Google's Search tool has seen a number of improvements to its algorithm aimed at fighting specific issues over the years, and the newest tweaks, aimed at finding and shooting down fake news, come alongside the announcement of two new features meant to help users give Google feedback on results, and to help with transparency in Search results. In order to combat the roughly 0.25% of search queries each day that are reported as turning up content that's offensive, false, or otherwise not useful, Google is making changes to the way they handle search result ranking, and is laying out new guidelines for their human content raters. They're also rolling out a tool to make reporting bad results and giving feedback easier, and they're publishing updated policies and service breakdowns so users can get a better sense of how their favorite Google services work.
The new guidelines for content raters are a cornerstone of the fight against offensive and factually wrong content climbing the Search rankings. While content raters still have minimal pull with each decision, their collective rating power will now be used to help weed out baseless conspiracy theories, blatantly and intentionally incorrect content, hoaxes, and offensive Search results that Google determines users weren't looking for. This will result in changes to Google's algorithms for Search in itself, but Google is also actively working to feed it more data on what kinds of results it should be demoting; previously, development of the algorithm has focused mainly on results that should be promoted, and let the content raters take care of demoting content.

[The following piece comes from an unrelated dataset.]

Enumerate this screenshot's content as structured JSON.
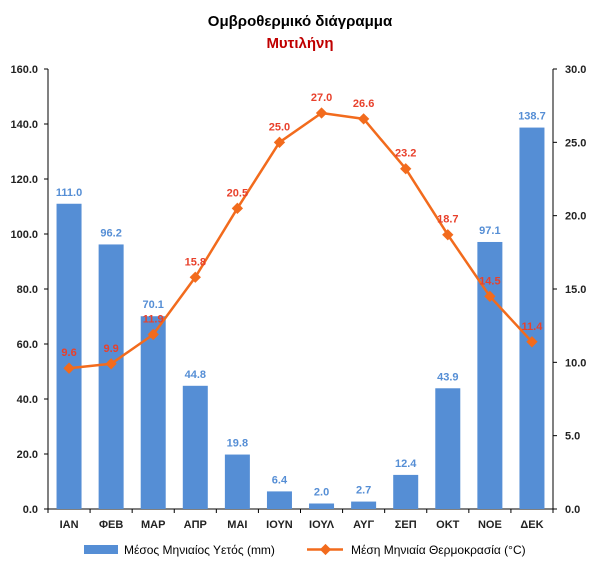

On the user side, Google has introduced a new feedback tool, shown in the GIF images below, that allows users to provide feedback on both autocomplete results and Search results. Users can let Google know if a result is inappropriate for any reason, and in the case of Search results, if a result is inaccurate or irrelevant. Meanwhile, documentation found in the Help Center and the How Search Works website is being updated and expanded to help users gain a better understanding of the work that goes into Search, and exactly why they may have seen a result that either offended them or was irrelevant to what they were actually searching for.